The principal component loading vectors may be returned by the `rotation` data frame from within the model:
```{r}
print(pcaCrimMod$rotation, digits = 2)
```
These are the coefficients used to create linear combinations of the predictive features in order to maximise the variance in creating the Principal Component lines.
### 7. Give the first two Principal components using loading parameters in part 6.
$$
\begin{align}
&\textbf{PC1:} \\
Z_{1} &= \begin{bmatrix} SL_i & SW_i & PL_i & PW_i \end{bmatrix} \times \begin{bmatrix} -0.54 \\ -0.58 \\ -0.28 \\ -0.54 \end{bmatrix} \\
& = -0.54 \cdot SL_i - 0.58 \cdot SW_i -0.28 \cdot PL - 0.54 \cdot PW \\
\ \\
\ \\
&\textbf{PC2:} \\
Z_{2} &= \begin{bmatrix} SL_i & SW_i & PL_i & PW_i \end{bmatrix} \times \begin{bmatrix} 0.42 \\ 0.19 \\ -0.87 \\ -0.17 \end{bmatrix} \\
&= 0.42 \cdot SL_i + 0.19 \cdot SW_i -0.87 \cdot PL -0.17 \cdot PW
\end{align}
$$
### 8. Draw the biplot and interpret it.
```{r}
biplot(pcaCrimMod, scale = 0, cex = 0.6)
```
### 9. Rotate the graph and compare the results.

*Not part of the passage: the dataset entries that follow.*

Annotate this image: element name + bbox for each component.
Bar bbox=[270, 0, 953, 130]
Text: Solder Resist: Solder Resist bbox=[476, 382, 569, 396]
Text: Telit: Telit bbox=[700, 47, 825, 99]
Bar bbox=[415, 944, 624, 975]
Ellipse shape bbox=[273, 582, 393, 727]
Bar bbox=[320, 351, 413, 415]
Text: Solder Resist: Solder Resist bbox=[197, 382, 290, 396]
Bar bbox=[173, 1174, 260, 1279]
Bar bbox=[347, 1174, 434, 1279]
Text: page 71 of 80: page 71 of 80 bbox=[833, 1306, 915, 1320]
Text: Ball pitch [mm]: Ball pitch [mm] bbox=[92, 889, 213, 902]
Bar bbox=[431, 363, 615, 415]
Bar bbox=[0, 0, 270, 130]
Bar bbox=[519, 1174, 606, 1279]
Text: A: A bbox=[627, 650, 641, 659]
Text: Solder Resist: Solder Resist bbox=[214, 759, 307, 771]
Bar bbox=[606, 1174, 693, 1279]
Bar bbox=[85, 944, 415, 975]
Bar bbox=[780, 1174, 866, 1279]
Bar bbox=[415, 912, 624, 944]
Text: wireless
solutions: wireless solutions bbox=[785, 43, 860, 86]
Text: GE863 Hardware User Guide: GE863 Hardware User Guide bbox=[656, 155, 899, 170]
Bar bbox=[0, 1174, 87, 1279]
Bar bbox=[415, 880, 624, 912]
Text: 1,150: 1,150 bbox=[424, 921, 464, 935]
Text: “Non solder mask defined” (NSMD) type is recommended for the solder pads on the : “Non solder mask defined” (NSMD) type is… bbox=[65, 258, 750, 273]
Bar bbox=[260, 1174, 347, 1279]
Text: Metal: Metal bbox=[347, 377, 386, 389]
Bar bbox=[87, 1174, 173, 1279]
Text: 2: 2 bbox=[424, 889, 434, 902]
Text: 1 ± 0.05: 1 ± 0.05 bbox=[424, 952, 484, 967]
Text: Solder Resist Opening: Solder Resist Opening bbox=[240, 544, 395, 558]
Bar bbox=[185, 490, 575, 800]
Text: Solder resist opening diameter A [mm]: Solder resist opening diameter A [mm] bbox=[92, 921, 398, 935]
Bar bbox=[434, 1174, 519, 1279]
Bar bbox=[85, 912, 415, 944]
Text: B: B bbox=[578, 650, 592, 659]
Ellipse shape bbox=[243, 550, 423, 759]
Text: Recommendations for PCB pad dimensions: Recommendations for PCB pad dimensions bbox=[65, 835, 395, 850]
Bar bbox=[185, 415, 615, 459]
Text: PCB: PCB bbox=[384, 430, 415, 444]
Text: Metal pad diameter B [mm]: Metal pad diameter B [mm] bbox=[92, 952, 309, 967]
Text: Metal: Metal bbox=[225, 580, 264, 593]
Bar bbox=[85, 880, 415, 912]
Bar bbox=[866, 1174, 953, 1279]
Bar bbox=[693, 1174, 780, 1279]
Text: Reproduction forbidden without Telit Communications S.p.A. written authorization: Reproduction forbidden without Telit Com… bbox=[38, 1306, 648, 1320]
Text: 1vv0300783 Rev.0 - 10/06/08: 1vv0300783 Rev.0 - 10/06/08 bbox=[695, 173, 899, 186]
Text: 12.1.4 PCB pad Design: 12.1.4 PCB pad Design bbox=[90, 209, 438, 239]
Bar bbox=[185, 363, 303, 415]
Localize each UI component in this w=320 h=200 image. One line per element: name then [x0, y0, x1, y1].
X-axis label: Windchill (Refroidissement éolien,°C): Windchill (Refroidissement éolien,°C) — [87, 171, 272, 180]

The direction of the Principal Component is non unique, the plot may be rotated by 180 degrees and still be identical, for example:
```{r}
pcaCrimModR <- pcaCrimMod
pcaCrimModR$rotation <- -pcaCrimMod$rotation
pcaCrimModR$x <- -pcaCrimMod$x
biplot(pcaCrimModR, cex = 0.7)
```
### 10. Explain the proportion of variance explained by each PCs using graph and summarise your results.
```{r}
pcaVarCrim <- pcaCrimMod$sdev^2
pcaVarCrimProp <- pcaVarCrim/sum(pcaVarCrim)
pcaVarCrimProp <- enframe(pcaVarCrimProp)
names(pcaVarCrimProp) <- c("Principal.Component", "Proportion.Variance")
for (i in 1:nrow(pcaVarCrimProp)) {
pcaVarCrimProp[["Principal.Component"]][i] <- paste("PC", i)
}
ggplot(pcaVarCrimProp, aes(x = Principal.Component, y = Proportion.Variance, group = 1)) +
geom_point(col = "IndianRed", size = 3, alpha = 0.7) +
geom_line(col = "royalBlue") +
theme_classic2() +
labs(x = "Principal Component", y = "Proprtion of Variance", title = "Proportion of Variance Explained by Principal Component") +
geom_vline(xintercept = 3, col = "purple", lty = 2)
print(pcaVarCrimProp, digits = 2)
```
Over 90% of the data is explained by the first 3 principal components and hence the data may be sufficiently explained by those PC's as predictive features.